Question : Considering CloudWatch Alarm state, in above in which period Alarm state will 'ALARM' 1. one through fifth time periods 2. third through fifth time periods 3. two through sixth time periods 4. third through sixth time periods
Correct Answer 2 :
Explanation: In the given figure, the alarm threshold is set to 3 and the minimum breach is 3 periods. That is, the alarm invokes its action only when the threshold is breached for 3 consecutive periods. In the figure, this happens with the third through fifth time periods, and the alarm's state is set to ALARM. At period six, the value dips below the threshold, and the state reverts to OK. Later, during the ninth time period, the threshold is breached again, but not for the necessary three consecutive periods. Consequently, the alarm's state remains OK.
Question : While practicing on HadoopExam As a learner you have launched an EC Windows instance from an instance store backed AMI. Now you wants to convert the AMI to an EBS backed AMI. How can you convert it? 1. Learner has to attach an EBS volume to the instance and unbundle all the AMI bundled data inside the EBS 2. A Windows based instance store backed AMI cannot be converted to an EBS backed AMI 3. It is not possible to convert an instance store backed AMI to an EBS backed AMI 4. Learner has to attach an EBS volume and use the copy command to copy all the ephermal content to the EBS Volume
Correct Answer 2 :
Explanation: Converting your Instance Store-Backed AMI to an Amazon EBS-Backed AMI You can convert an instance store-backed Linux AMI that you own to an Amazon EBS-backed Linux AMI. Important You can't convert an instance store-backed Windows AMI to an Amazon EBS-backed Windows AMI and you cannot convert an AMI that you do not own. Generally when a user has launched an EC2 instance from an instance store backed AMI, it can be converted to an EBS backed AMI provided the user has attached the EBS volume to the instance and unbundles the AMI data to it. However, if the instance is a Windows instance, AWS does not allow this. In this case, since the instance is a Windows instance, the user cannot convert it to an EBS backed AMI.

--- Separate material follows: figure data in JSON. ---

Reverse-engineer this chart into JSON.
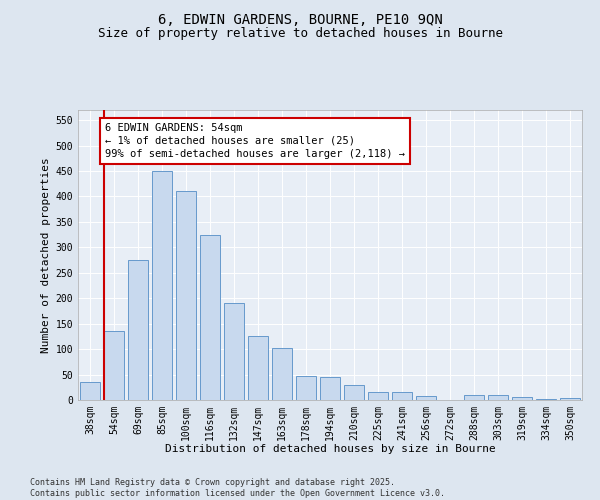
{
  "title": "6, EDWIN GARDENS, BOURNE, PE10 9QN",
  "subtitle": "Size of property relative to detached houses in Bourne",
  "xlabel": "Distribution of detached houses by size in Bourne",
  "ylabel": "Number of detached properties",
  "categories": [
    "38sqm",
    "54sqm",
    "69sqm",
    "85sqm",
    "100sqm",
    "116sqm",
    "132sqm",
    "147sqm",
    "163sqm",
    "178sqm",
    "194sqm",
    "210sqm",
    "225sqm",
    "241sqm",
    "256sqm",
    "272sqm",
    "288sqm",
    "303sqm",
    "319sqm",
    "334sqm",
    "350sqm"
  ],
  "values": [
    35,
    135,
    275,
    450,
    410,
    325,
    190,
    125,
    103,
    47,
    45,
    30,
    16,
    15,
    8,
    0,
    10,
    10,
    5,
    2,
    4
  ],
  "bar_color": "#c8d9ee",
  "bar_edge_color": "#6699cc",
  "vline_color": "#cc0000",
  "annotation_text": "6 EDWIN GARDENS: 54sqm\n← 1% of detached houses are smaller (25)\n99% of semi-detached houses are larger (2,118) →",
  "annotation_box_facecolor": "#ffffff",
  "annotation_box_edgecolor": "#cc0000",
  "ylim": [
    0,
    570
  ],
  "yticks": [
    0,
    50,
    100,
    150,
    200,
    250,
    300,
    350,
    400,
    450,
    500,
    550
  ],
  "bg_color": "#dde6f0",
  "plot_bg_color": "#e8eef6",
  "grid_color": "#ffffff",
  "footer": "Contains HM Land Registry data © Crown copyright and database right 2025.\nContains public sector information licensed under the Open Government Licence v3.0.",
  "title_fontsize": 10,
  "subtitle_fontsize": 9,
  "xlabel_fontsize": 8,
  "ylabel_fontsize": 8,
  "tick_fontsize": 7,
  "footer_fontsize": 6,
  "annotation_fontsize": 7.5
}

Question : Ramesh has created a VPC with public and private subnets using the VPC Wizard. The VPC has CIDR 20.0.0.0/16. The private subnet uses CIDR 20.0.0.0/24. Which of the below mentioned entries are required in the main route table to allow the instances in VPC to communicate with each other? 1. Destination : 20.0.0.0/24 and Target : VPC 2. Destination : 20.0.0.0/16 and Target : ALL 3. Destination : 20.0.0.0/0 and Target : ALL 4. Destination : 20.0.0.0/16 and Target : Local
Correct Answer 1 :
Explanation: Connections with Your Local Network and Other VPCs You can optionally set up a connection between your VPC and your corporate or home network. If you have an IP address prefix in your VPC that overlaps with one of your networks' prefixes, any traffic to the network's prefix is dropped. For example, let's say that you have the following: >A VPC with CIDR block 10.0.0.0/16 >A subnet in that VPC with CIDR block 10.0.1.0/24 >Instances running in that subnet with IP addresses 10.0.1.4 and 10.0.1.5 >On-premises host networks using CIDR blocks 10.0.37.0/24 and 10.1.38.0/24
When those instances in the VPC try to talk to hosts in the 10.0.37.0/24 address space, the traffic is dropped because 10.0.37.0/24 is part of the larger prefix assigned to the VPC (10.0.0.0/16). The instances can talk to hosts in the 10.1.38.0/24 space because that block isn't part of 10.0.0.0/16.

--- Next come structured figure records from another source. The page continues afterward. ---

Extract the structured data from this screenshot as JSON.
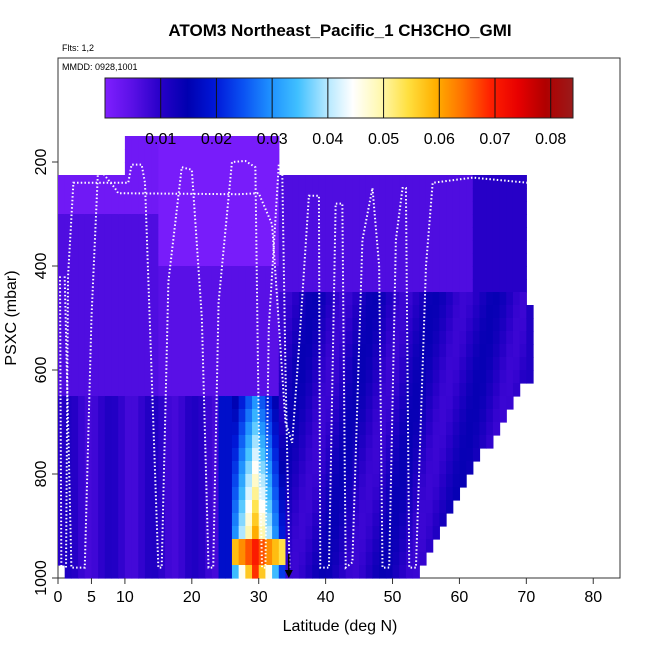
{
  "chart_data": {
    "type": "heatmap",
    "title": "ATOM3 Northeast_Pacific_1 CH3CHO_GMI",
    "flights_label": "Flts: 1,2",
    "date_label": "MMDD: 0928,1001",
    "xlabel": "Latitude (deg N)",
    "ylabel": "PSXC (mbar)",
    "xlim": [
      0,
      84
    ],
    "ylim": [
      1000,
      0
    ],
    "x_ticks": [
      0,
      5,
      10,
      20,
      30,
      40,
      50,
      60,
      70,
      80
    ],
    "y_ticks": [
      200,
      400,
      600,
      800,
      1000
    ],
    "colorbar": {
      "range": [
        0.0,
        0.084
      ],
      "tick_values": [
        0.01,
        0.02,
        0.03,
        0.04,
        0.05,
        0.06,
        0.07,
        0.08
      ],
      "tick_labels": [
        "0.01",
        "0.02",
        "0.03",
        "0.04",
        "0.05",
        "0.06",
        "0.07",
        "0.08"
      ],
      "colors": [
        "#7f1fff",
        "#5a10e6",
        "#2800c8",
        "#0000b0",
        "#0018d8",
        "#0a50f2",
        "#1e90ff",
        "#40c0ff",
        "#aee6ff",
        "#ffffff",
        "#fff8b0",
        "#ffe040",
        "#ffb000",
        "#ff7000",
        "#ff2000",
        "#e80000",
        "#b00000",
        "#9a1a1a"
      ]
    },
    "field_description_values": [
      {
        "lat_range": [
          0,
          15
        ],
        "pres_range": [
          200,
          650
        ],
        "value": 0.002
      },
      {
        "lat_range": [
          15,
          33
        ],
        "pres_range": [
          150,
          650
        ],
        "value": 0.001
      },
      {
        "lat_range": [
          33,
          70
        ],
        "pres_range": [
          210,
          450
        ],
        "value": 0.008
      },
      {
        "lat_range": [
          25,
          34
        ],
        "pres_range": [
          650,
          950
        ],
        "value": 0.045
      },
      {
        "lat_range": [
          25,
          34
        ],
        "pres_range": [
          930,
          980
        ],
        "value": 0.078
      }
    ],
    "flight_track_note": "white dotted flight-track profiles",
    "marker": {
      "lat": 34.5,
      "pres": 1000,
      "symbol": "arrow-down"
    }
  }
}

You can also create a VPC peering connection between your VPCs, or with a VPC in another AWS account. A VPC peering connection enables you to route traffic between the VPCs using private IP addresses; however, you cannot create a VPC peering connection between VPCs that have overlapping CIDR blocks.
We therefore recommend that you create a VPC with a CIDR range large enough for expected future growth, but not one that overlaps with current or expected future subnets anywhere in your corporate or home network, or that overlaps with current or future VPCs. A user can create a subnet with VPC and launch instances inside that subnet. If the user has created a public private subnet, the instances in the public subnet can receive inbound traffic directly from the Internet, whereas the instances in the private subnet cannot. If these subnets are created with Wizard, AWS will create two route tables and attach to the subnets. The main route table will have the entry "Destination: 20.0.0.0/24 and Target: Local", which allows all instances in the VPC to communicate with each other.